Rozdzial 7

8.5K 574 185
                                    

Draco patrzyl smutno w strobe stolu Gryffindoru, zupelnie jakby szukal wzrokiem Harry'ego. I jeszcze ta Pansy! Jest super, ale jako przyjaciolka... Nie jako dziewczyna. 

- O co chodzi z Draco i ta całą Parkinson?- zapytal troche rozczarowany Harry.
- Chyba są razem... Pff... Nigdy bym nie pomyslal ze ten imbecyl znajdzie sobie dziewczyne.- powiedzial z pogarda Ron.
- Nie przesadzaj... Duzo dziewczyn leci na Malfoy'a. W koncu to on brzydki nie jest, a do tego inteli...
- I nazwał cie szlamą!- przerwal dziewczynie rudzielec.

A Harry siedzial w milczeniu i myslal:
Draco naprawde jest przystojny i do tego taki wyrafinowany...

Nagle Malfoy poczul cos dziwnego... Szepnąl do Pansy by poszla za nim i wyszedl.
- O co chodzi?- spytala zdziwiona.
- Musze ci cos wyznac... Nie jestem tobą zainteresowany...
Dziewczyna rozplakala sie.
- Jakto?- wycedzila.
- Nie chodzi o ciebie tylko o to ze.... Ja ogolnie nie jestem zainteresowany dziewczynami...

Po tych slowach blondyn odszedl do swojego dormitorium... Czuł cos co go niepokoiło...

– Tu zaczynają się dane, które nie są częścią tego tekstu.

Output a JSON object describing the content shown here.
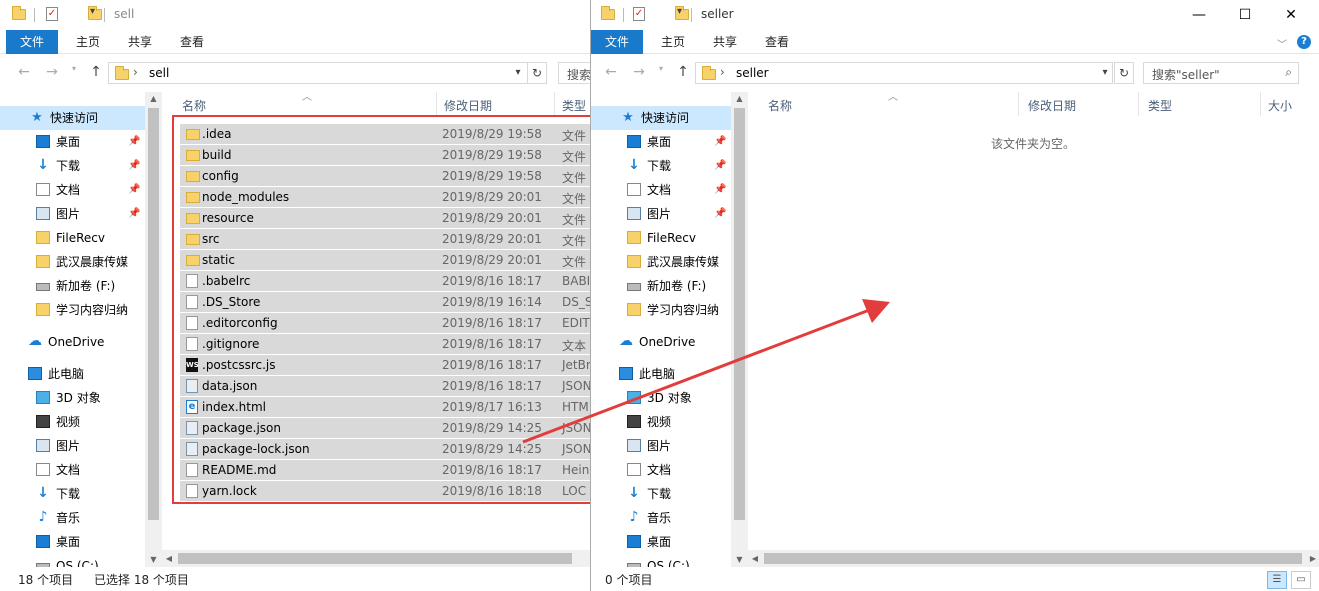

Hermiona siedziala wlasnie w bibliotece, gdy podeszla do niej Pancy. Cala czerwona i zaplakana.
- N... Nie... Nierozumiem, myslalam ze razem z Draconem jestesmy sobie pisani....
- Wow, Pansy. Nie sadzilam ze kiedykolwiek bede z toba rozmawiac jak z kolezanka...- Dziewczyna byla ciekawa czemu akurat z nia chce rozmawiac...
- A do kogo mam pojsc?! Do Zabiniego? Czy do Goyl'a? A moze Crabb'a?- krzyknela Parkinson.
- Rozumiem...- Hermiona poklepala ja po plecach.- Mow.
- To wszystko przez tego Pottera! To bylo oczywiste! Lubie Dracona ale wiem ze cos go ciagnie do Harrego!
Dlatego, chcialam z nim byc. Bylam zazdrosna o tego Gryffona...

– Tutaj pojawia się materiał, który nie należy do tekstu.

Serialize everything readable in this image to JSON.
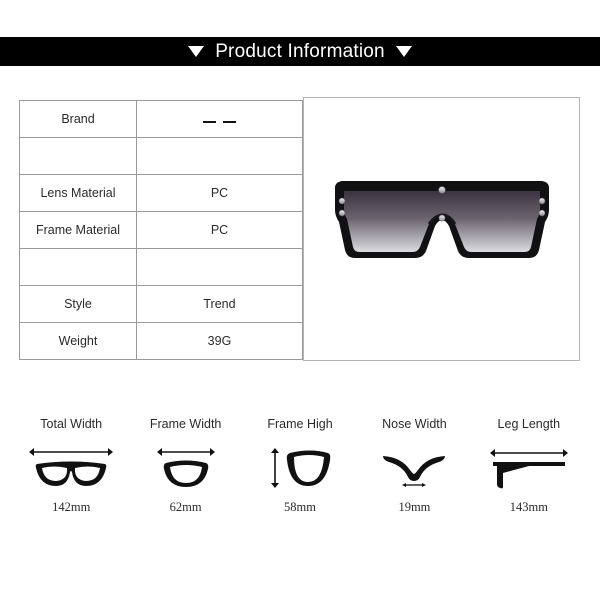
{
  "header": {
    "title": "Product Information",
    "left_icon": "triangle-down-icon",
    "right_icon": "triangle-down-icon",
    "background_color": "#000000",
    "text_color": "#ffffff"
  },
  "spec_table": {
    "rows": [
      {
        "label": "Brand",
        "value": "— —",
        "value_is_dashes": true
      },
      {
        "label": "",
        "value": "",
        "value_is_dashes": false
      },
      {
        "label": "Lens Material",
        "value": "PC",
        "value_is_dashes": false
      },
      {
        "label": "Frame Material",
        "value": "PC",
        "value_is_dashes": false
      },
      {
        "label": "",
        "value": "",
        "value_is_dashes": false
      },
      {
        "label": "Style",
        "value": "Trend",
        "value_is_dashes": false
      },
      {
        "label": "Weight",
        "value": "39G",
        "value_is_dashes": false
      }
    ],
    "border_color": "#9b9b9b"
  },
  "product_image": {
    "alt": "Oversized flat-top shield sunglasses, black frame with gradient lens",
    "frame_color": "#111111",
    "lens_gradient_top": "#3a3340",
    "lens_gradient_bottom": "#d8d8dc",
    "rivet_color": "#c9c9cf",
    "border_color": "#b4b4b4"
  },
  "measurements": [
    {
      "label": "Total Width",
      "value": "142mm",
      "icon": "total-width-icon"
    },
    {
      "label": "Frame Width",
      "value": "62mm",
      "icon": "frame-width-icon"
    },
    {
      "label": "Frame High",
      "value": "58mm",
      "icon": "frame-height-icon"
    },
    {
      "label": "Nose Width",
      "value": "19mm",
      "icon": "nose-width-icon"
    },
    {
      "label": "Leg Length",
      "value": "143mm",
      "icon": "leg-length-icon"
    }
  ]
}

Harry siedzial spokojnie na kanapie w swoim dormitorium. Byl sam. Nagle uslyszal pukanie do drzwi... Za nimi stal Malfoy.
- Draco?- Byl zdziwiony tymi odwiedzinami.
- A nie widac?- odparl sarkastycznie blondyn.- Przyszedlem spytac czy sie pojawisz.
- Gdzie? A! Wieża! Totalnie zapomnialem.... Bede!
Harry usmiechnal sie do Ślizgona, a ten odszedl...

Wieczorem gdy wszyscy spali Harry zalozyl peleryne niewidke i wymknąl sie do wieży.

Na miejscu stal juz Draco. Podszedl do Gryffona i delikatnie objął go w talii, zblizyli sie tez twarzami.
- Wiesz chyba ze to nie mozliwe?
- Co?
- To zebysmy byli razem...
- Draco... Ja...
- Tak juz jest. Musimy sie z tym pogodzic i zapomniec.
- Nie moge o tym zapomniec...

Harry mial łzy w oczach. Malfoy zreszta tez byl bliski placzu.

- Draco,

- Potter,

- Kocham cie. - powiedzieli niemal rownoczesnie, po czym pocalowali sie delikatnie...

Tamtej nocy zaden z nich nie mogl spac... Ale rownoczesnie kazdy czul ze dadza sobie rade. W koncu sie kochają...

Tylko co Harry mial powiedziec Ronowi?